Barack Obama is using his platform to help “bring about real change” amid protests and police violence
Barack Obama may have left office in January 2017, but he’s always been the leader millions of Americans look to in the absence of a real president in his place. His voice is now needed more than ever as our country grapples with both a pandemic and an uprising in demand of racial justice after the death of George Floyd at the hands of white police officers. The former president took to Instagram this morning with a message on how we can move forward and bring about change our country has needed for decades.
Obama shared his “thoughts on how to make this moment a real turning point to bring about real change” just moments ago. “As millions of people across the country take to the streets and raise their voices in response to the killing of George Floyd and the ongoing problem of unequal justice, many people have reached out asking how we can sustain momentum to bring about real change,” he wrote.
Obama says it will ultimately be “up to a new generation of activists to shape strategies that best fit the times” but that history can help us remember some “basic lessons” as we move forward.
He acknowledged the feelings behind the protests. “First, the waves of protests across the country represent a genuine and legitimate frustration over a decades-long failure to reform police practices and the broader criminal justice system in the United States,” he writes. “The overwhelming majority of participants have been peaceful, courageous, responsible, and inspiring. They deserve our respect and support, not condemnation — something that police in cities like Camden and Flint have commendably understood.”
He noted the “small minority of folks who’ve resorted to violence in various forms” that are making life harder on small businesses already suffering from the pandemic — and for the communities that depend on their presence. “I saw an elderly black woman being interviewed today in tears because the only grocery store in her neighborhood had been trashed. If history is any guide, that store may take years to come back. So let’s not excuse violence, or rationalize it, or participate in it. If we want our criminal justice system, and American society at large, to operate on a higher ethical code, then we have to model that code ourselves,” he says.
Obama says he “couldn’t disagree more” with the notion that voting is “a waste of time” and that protest is the only way to bring about needed change. “The point of protest is to raise public awareness, to put a spotlight on injustice, and to make the powers that be uncomfortable; in fact, throughout American history, it’s often only been in response to protests and civil disobedience that the political system has even paid attention to marginalized communities. But eventually, aspirations have to be translated into specific laws and institutional practices — and in a democracy, that only happens when we elect government officials who are responsive to our demands.”
He noted the importance specifically of local government when it comes to “the biggest impact on our criminal justice system and police practices.”
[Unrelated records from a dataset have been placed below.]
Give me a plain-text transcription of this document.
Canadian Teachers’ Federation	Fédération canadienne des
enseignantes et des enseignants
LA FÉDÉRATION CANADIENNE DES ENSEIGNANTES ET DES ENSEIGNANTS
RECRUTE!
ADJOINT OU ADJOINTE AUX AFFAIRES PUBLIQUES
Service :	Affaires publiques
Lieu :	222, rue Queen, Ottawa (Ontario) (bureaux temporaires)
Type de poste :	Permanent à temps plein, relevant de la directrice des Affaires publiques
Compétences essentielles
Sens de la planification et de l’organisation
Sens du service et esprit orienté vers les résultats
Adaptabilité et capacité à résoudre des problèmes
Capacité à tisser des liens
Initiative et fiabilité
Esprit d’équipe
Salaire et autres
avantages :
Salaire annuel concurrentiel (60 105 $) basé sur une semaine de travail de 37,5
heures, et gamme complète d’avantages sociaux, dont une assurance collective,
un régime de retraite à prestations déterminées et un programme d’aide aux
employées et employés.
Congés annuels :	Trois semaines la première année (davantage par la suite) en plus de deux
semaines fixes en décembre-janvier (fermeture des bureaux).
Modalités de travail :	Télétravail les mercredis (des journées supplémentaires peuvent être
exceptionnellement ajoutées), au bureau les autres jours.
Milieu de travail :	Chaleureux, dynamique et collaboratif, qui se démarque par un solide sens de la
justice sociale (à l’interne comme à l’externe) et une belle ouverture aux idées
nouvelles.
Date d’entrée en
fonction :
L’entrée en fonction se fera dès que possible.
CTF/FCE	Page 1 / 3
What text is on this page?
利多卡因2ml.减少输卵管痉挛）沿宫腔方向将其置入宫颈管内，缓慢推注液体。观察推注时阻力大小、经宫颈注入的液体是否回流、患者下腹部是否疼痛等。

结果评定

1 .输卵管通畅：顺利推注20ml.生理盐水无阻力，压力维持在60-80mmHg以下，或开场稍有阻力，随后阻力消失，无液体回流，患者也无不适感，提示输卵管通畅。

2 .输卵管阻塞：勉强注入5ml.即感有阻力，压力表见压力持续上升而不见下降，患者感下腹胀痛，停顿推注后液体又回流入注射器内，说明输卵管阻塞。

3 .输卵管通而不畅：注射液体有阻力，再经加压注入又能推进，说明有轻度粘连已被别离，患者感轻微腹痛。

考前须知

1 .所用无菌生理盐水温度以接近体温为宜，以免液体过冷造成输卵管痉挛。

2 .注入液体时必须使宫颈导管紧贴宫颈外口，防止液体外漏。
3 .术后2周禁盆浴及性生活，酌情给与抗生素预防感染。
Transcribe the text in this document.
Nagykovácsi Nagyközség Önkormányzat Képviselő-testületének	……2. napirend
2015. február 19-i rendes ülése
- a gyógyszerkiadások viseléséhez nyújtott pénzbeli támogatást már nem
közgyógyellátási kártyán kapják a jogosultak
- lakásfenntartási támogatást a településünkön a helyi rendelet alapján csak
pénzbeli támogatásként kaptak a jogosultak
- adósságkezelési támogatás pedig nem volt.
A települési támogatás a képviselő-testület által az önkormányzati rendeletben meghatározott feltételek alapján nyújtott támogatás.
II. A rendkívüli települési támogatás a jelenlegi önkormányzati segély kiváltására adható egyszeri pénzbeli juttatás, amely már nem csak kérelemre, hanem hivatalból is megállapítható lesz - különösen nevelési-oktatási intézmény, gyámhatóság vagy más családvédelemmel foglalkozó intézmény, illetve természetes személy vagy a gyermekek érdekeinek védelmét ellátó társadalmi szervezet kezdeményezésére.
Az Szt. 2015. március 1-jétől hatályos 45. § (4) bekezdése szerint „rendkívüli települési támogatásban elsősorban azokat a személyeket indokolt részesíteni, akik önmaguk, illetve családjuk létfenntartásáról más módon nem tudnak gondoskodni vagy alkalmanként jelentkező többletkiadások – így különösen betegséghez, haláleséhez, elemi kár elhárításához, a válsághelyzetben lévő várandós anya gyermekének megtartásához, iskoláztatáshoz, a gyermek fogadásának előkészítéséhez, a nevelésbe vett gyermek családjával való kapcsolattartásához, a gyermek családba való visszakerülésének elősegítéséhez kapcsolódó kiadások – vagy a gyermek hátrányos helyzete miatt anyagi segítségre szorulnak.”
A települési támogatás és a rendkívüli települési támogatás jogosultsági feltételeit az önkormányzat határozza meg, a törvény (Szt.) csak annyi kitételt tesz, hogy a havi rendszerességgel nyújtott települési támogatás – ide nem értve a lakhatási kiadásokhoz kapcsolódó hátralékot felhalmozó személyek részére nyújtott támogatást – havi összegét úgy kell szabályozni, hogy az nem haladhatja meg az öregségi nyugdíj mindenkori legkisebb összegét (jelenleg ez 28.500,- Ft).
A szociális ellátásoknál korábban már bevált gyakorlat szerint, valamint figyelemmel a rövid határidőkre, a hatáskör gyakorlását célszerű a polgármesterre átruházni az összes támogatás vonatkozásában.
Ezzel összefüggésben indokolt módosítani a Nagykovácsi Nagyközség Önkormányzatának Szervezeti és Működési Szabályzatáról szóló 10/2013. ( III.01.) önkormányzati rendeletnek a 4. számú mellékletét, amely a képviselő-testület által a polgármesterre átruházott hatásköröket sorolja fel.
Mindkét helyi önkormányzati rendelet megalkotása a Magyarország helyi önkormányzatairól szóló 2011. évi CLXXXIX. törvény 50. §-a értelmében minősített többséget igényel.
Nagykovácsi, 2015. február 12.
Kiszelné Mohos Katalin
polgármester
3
“So the bottom line is this: if we want to bring about real change, then the choice isn’t between protest and politics. We have to do both. We have to mobilize to raise awareness, and we have to organize and cast our ballots to make sure that we elect candidates who will act on reform,” he writes.
He provides resources for those who want to take action including “a report and toolkit developed by the Leadership Conference on Civil and Human Rights and based on the work of the Task Force on 21st Century Policing that I formed when I was in the White House.” He also pointed to his own website. “And if you’re interested in taking concrete action, we’ve also created a dedicated site at the Obama Foundation to aggregate and direct you to useful resources and organizations who’ve been fighting the good fight at the local and national levels for years.”
“I recognize that these past few months have been hard and dispiriting — that the fear, sorrow, uncertainty, and hardship of a pandemic have been compounded by tragic reminders that prejudice and inequality still shape so much of American life,” he writes. “But watching the heightened activism of young people in recent weeks, of every race and every station, makes me hopeful. If, going forward, we can channel our justifiable anger into peaceful, sustained, and effective action, then this moment can be a real turning point in our nation’s long journey to live up to our highest ideals.”